Wednesday, January 18, 2012

Last Day in Camp

BYRD SURFACE CAMP, ANTARCTICA

Home Sweet Home
While in camp, I have tried to spend a bit of time with everyone, getting a little glimpse of the work they do, the part of camp they occupy. I chatted with the camp mechanic in his old Jamesway, shoveled snow away from the fuel bladders with the Fuelie, released a weather balloon with the weather observer, rode along with an equipment operator as he groomed camp using a Tucker Terra and a drag. I also watched the hand-crank washing machine in action, watched a movie by the firey glow of the Kuma stove, and shared a scotch in the wash tent. It’s been a blissful escape from the bustle of McMurdo, and wonderful to see what I’ve been enabling with all the work that I’ve done over the course of the season.

Byrd Camp

It is easy, on a day-to-day basis, to feel uncertain of myself, whether the choices I have made for my life have always been the right ones, to wonder if I shouldn’t have more purpose, or more to show for three decades on the planet. But the truth is, I have done some pretty amazing things in this lifetime. Perhaps nothing noteworthy by world standards, but still some fairly unusual, and sometimes wonderful moments.

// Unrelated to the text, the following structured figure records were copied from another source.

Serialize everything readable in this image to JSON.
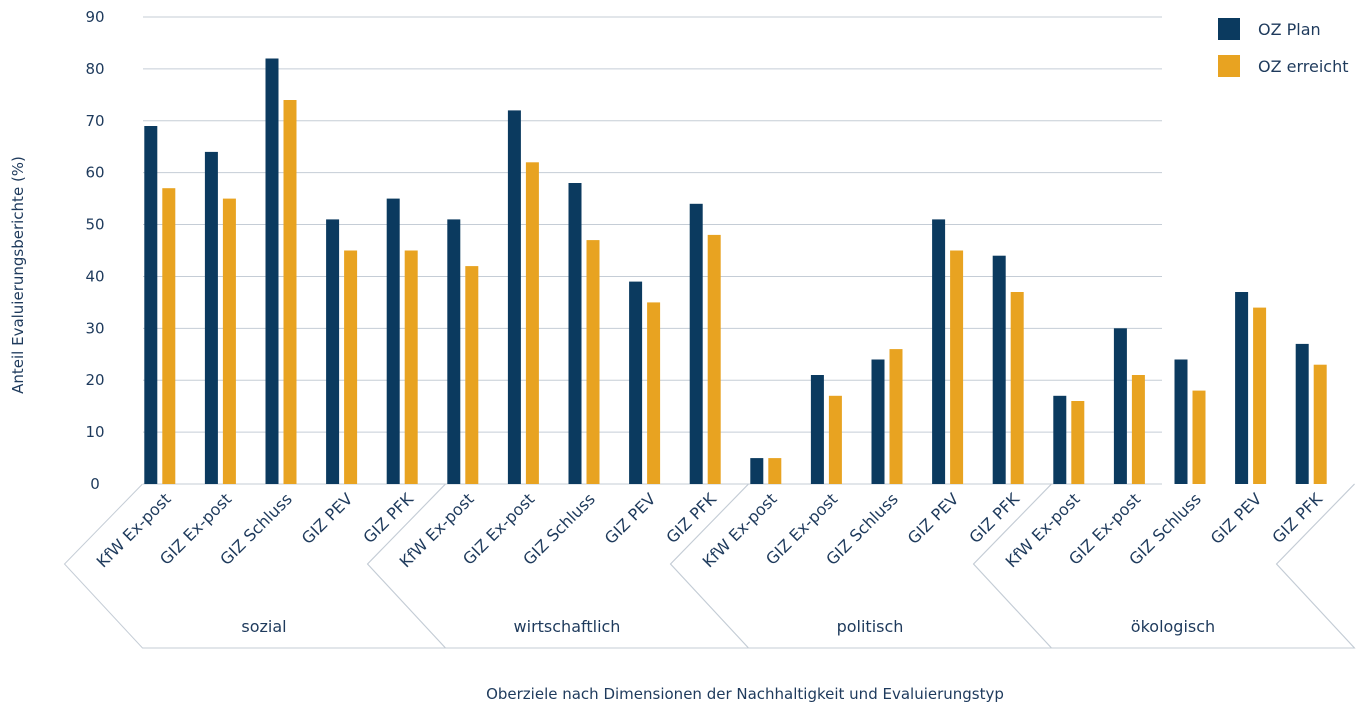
{
  "chart_data": {
    "type": "bar",
    "xlabel": "Oberziele nach Dimensionen der Nachhaltigkeit und Evaluierungstyp",
    "ylabel": "Anteil Evaluierungsberichte (%)",
    "ylim": [
      0,
      90
    ],
    "yticks": [
      "0",
      "10",
      "20",
      "30",
      "40",
      "50",
      "60",
      "70",
      "80",
      "90"
    ],
    "grid": true,
    "legend_position": "top-right",
    "groups": [
      {
        "label": "sozial",
        "categories": [
          "KfW Ex-post",
          "GIZ Ex-post",
          "GIZ Schluss",
          "GIZ PEV",
          "GIZ PFK"
        ]
      },
      {
        "label": "wirtschaftlich",
        "categories": [
          "KfW Ex-post",
          "GIZ Ex-post",
          "GIZ Schluss",
          "GIZ PEV",
          "GIZ PFK"
        ]
      },
      {
        "label": "politisch",
        "categories": [
          "KfW Ex-post",
          "GIZ Ex-post",
          "GIZ Schluss",
          "GIZ PEV",
          "GIZ PFK"
        ]
      },
      {
        "label": "ökologisch",
        "categories": [
          "KfW Ex-post",
          "GIZ Ex-post",
          "GIZ Schluss",
          "GIZ PEV",
          "GIZ PFK"
        ]
      }
    ],
    "series": [
      {
        "name": "OZ Plan",
        "color": "#0b3a5f",
        "values": [
          69,
          64,
          82,
          51,
          55,
          51,
          72,
          58,
          39,
          54,
          5,
          21,
          24,
          51,
          44,
          17,
          30,
          24,
          37,
          27
        ]
      },
      {
        "name": "OZ erreicht",
        "color": "#e8a321",
        "values": [
          57,
          55,
          74,
          45,
          45,
          42,
          62,
          47,
          35,
          48,
          5,
          17,
          26,
          45,
          37,
          16,
          21,
          18,
          34,
          23
        ]
      }
    ],
    "colors": {
      "grid": "#c5cdd6",
      "text": "#1e3a5c",
      "frame": "#c5cdd6"
    }
  }
}
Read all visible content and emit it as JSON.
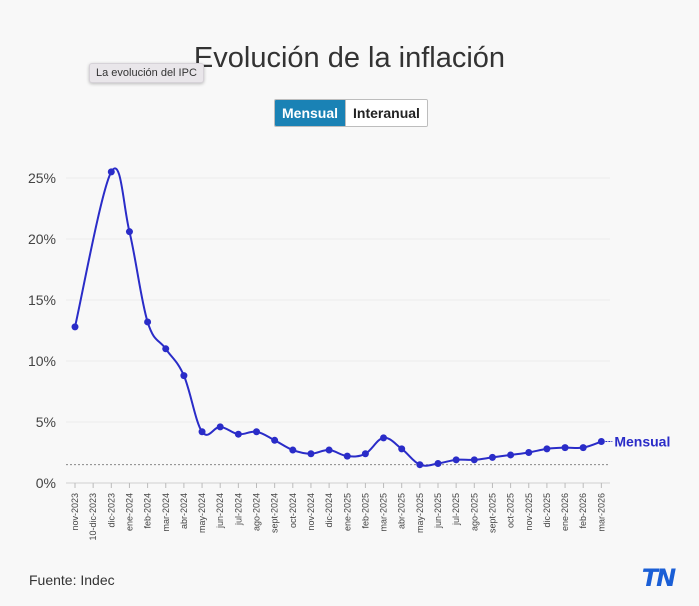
{
  "header": {
    "title": "Evolución de la inflación",
    "tooltip": "La evolución del IPC"
  },
  "toggle": {
    "options": [
      "Mensual",
      "Interanual"
    ],
    "selected": "Mensual"
  },
  "footer": {
    "source": "Fuente: Indec",
    "logo_text": "TN"
  },
  "colors": {
    "series": "#2a2cc8",
    "accent": "#1a82b5",
    "logo": "#1b5fd6"
  },
  "chart_data": {
    "type": "line",
    "title": "Evolución de la inflación",
    "xlabel": "",
    "ylabel": "",
    "ylim": [
      0,
      26
    ],
    "yticks": [
      0,
      5,
      10,
      15,
      20,
      25
    ],
    "ytick_labels": [
      "0%",
      "5%",
      "10%",
      "15%",
      "20%",
      "25%"
    ],
    "reference_line": 1.5,
    "categories": [
      "nov-2023",
      "10-dic-2023",
      "dic-2023",
      "ene-2024",
      "feb-2024",
      "mar-2024",
      "abr-2024",
      "may-2024",
      "jun-2024",
      "jul-2024",
      "ago-2024",
      "sept-2024",
      "oct-2024",
      "nov-2024",
      "dic-2024",
      "ene-2025",
      "feb-2025",
      "mar-2025",
      "abr-2025",
      "may-2025",
      "jun-2025",
      "jul-2025",
      "ago-2025",
      "sept-2025",
      "oct-2025",
      "nov-2025",
      "dic-2025",
      "ene-2026",
      "feb-2026",
      "mar-2026"
    ],
    "series": [
      {
        "name": "Mensual",
        "values": [
          12.8,
          null,
          25.5,
          20.6,
          13.2,
          11.0,
          8.8,
          4.2,
          4.6,
          4.0,
          4.2,
          3.5,
          2.7,
          2.4,
          2.7,
          2.2,
          2.4,
          3.7,
          2.8,
          1.5,
          1.6,
          1.9,
          1.9,
          2.1,
          2.3,
          2.5,
          2.8,
          2.9,
          2.9,
          3.4
        ]
      }
    ]
  }
}
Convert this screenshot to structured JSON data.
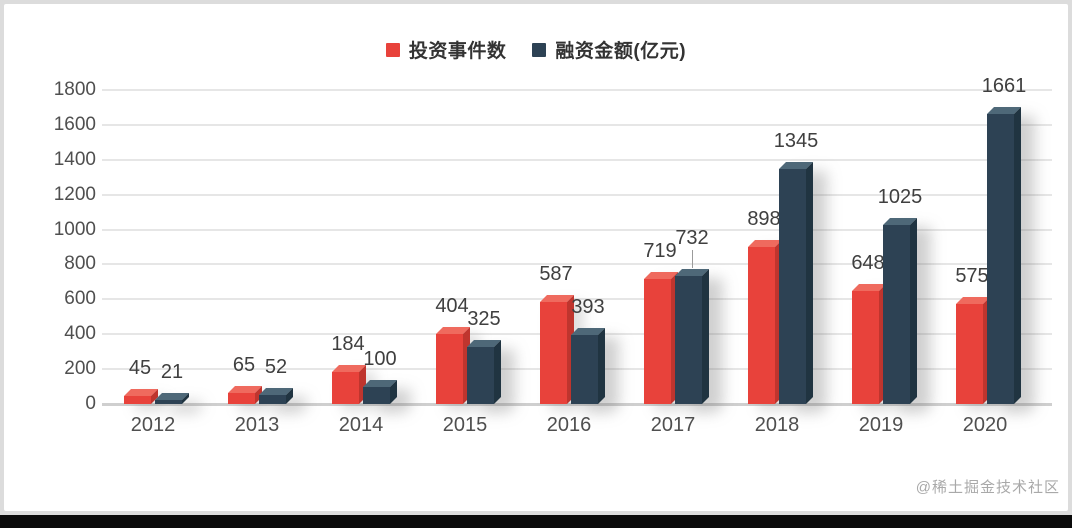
{
  "watermark": "@稀土掘金技术社区",
  "chart_data": {
    "type": "bar",
    "categories": [
      "2012",
      "2013",
      "2014",
      "2015",
      "2016",
      "2017",
      "2018",
      "2019",
      "2020"
    ],
    "series": [
      {
        "name": "投资事件数",
        "values": [
          45,
          65,
          184,
          404,
          587,
          719,
          898,
          648,
          575
        ],
        "color_front": "#e8423b",
        "color_top": "#ef6a5e",
        "color_side": "#bf352e"
      },
      {
        "name": "融资金额(亿元)",
        "values": [
          21,
          52,
          100,
          325,
          393,
          732,
          1345,
          1025,
          1661
        ],
        "color_front": "#2d4254",
        "color_top": "#4e6878",
        "color_side": "#203441"
      }
    ],
    "title": "",
    "xlabel": "",
    "ylabel": "",
    "ylim": [
      0,
      1800
    ],
    "ytick_step": 200,
    "grid": true,
    "legend_position": "top",
    "bar_style": "3d",
    "callout": {
      "series": 1,
      "index": 5,
      "raise": 10
    },
    "colors": {
      "grid": "#e6e6e6",
      "axis": "#cfcfcf",
      "label_text": "#3f3f3f",
      "tick_text": "#4f4f4f",
      "leader": "#9b9b9b"
    }
  }
}
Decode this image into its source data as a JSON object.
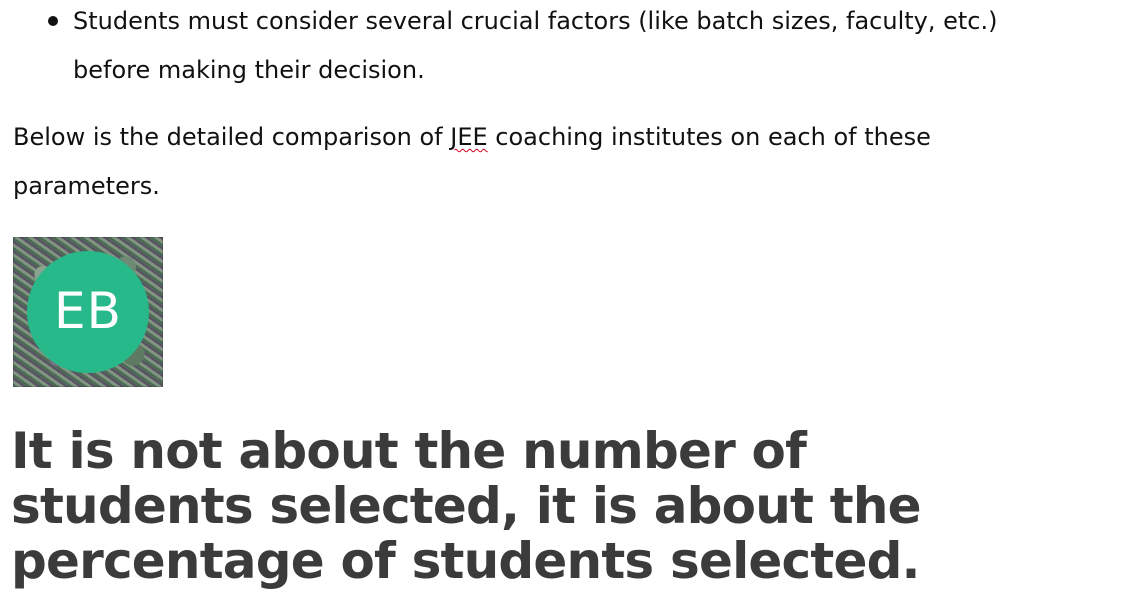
{
  "content": {
    "bullet_items": [
      {
        "text": "Students must consider several crucial factors (like batch sizes, faculty, etc.) before making their decision."
      }
    ],
    "paragraph": {
      "before_underline": "Below is the detailed comparison of ",
      "underlined_word": "JEE",
      "after_underline": " coaching institutes on each of these parameters."
    },
    "avatar": {
      "initials": "EB",
      "accent_color": "#27b98a"
    },
    "headline": "It is not about the number of students selected, it is about the percentage of students selected."
  }
}
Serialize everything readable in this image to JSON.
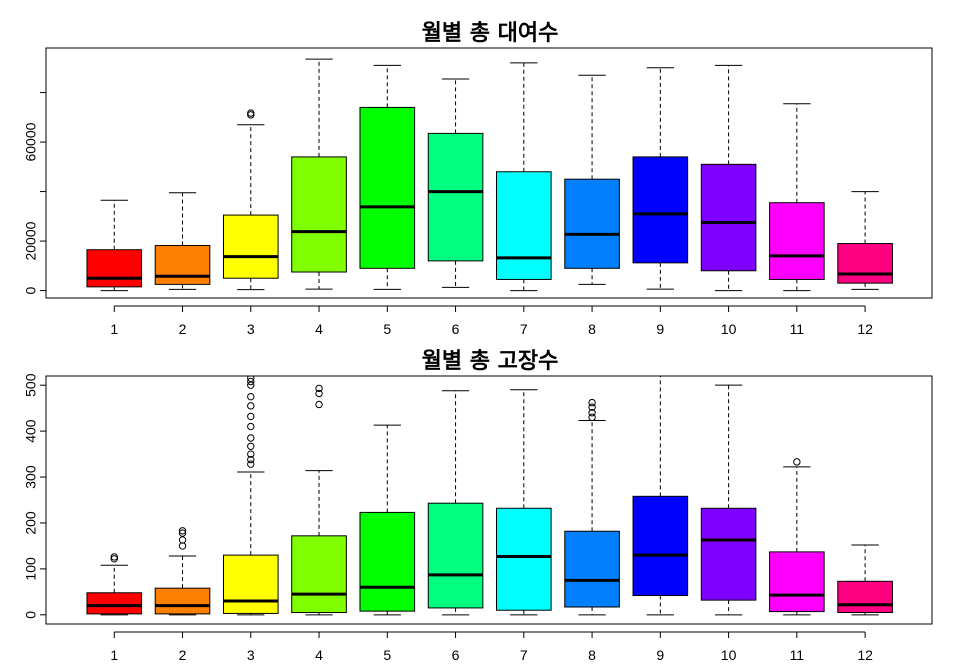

This is me, standing out on the polar plateau, waving my arms.



And this is what was coming at me as I beckoned it ever closer with my mittened hands.


It is the first time, and perhaps the only time, I have ever marshaled a plane. I realize that some people do this several times a day, every day, for their whole long life. But for me, it was fun, and something new and novel, and something which I am unlikely to do again. I stood in the breeze of an Antarctic summer day and beckoned a 1960’s bundle of metal, props spinning, to come closer to me. I felt very, very small.

Anticipation: Waiting for the Herc to Land
Tucker hauling pallets to be loaded onto the Herc

1 comment:

  1. wow. antarctica. you did a very good job with that plane!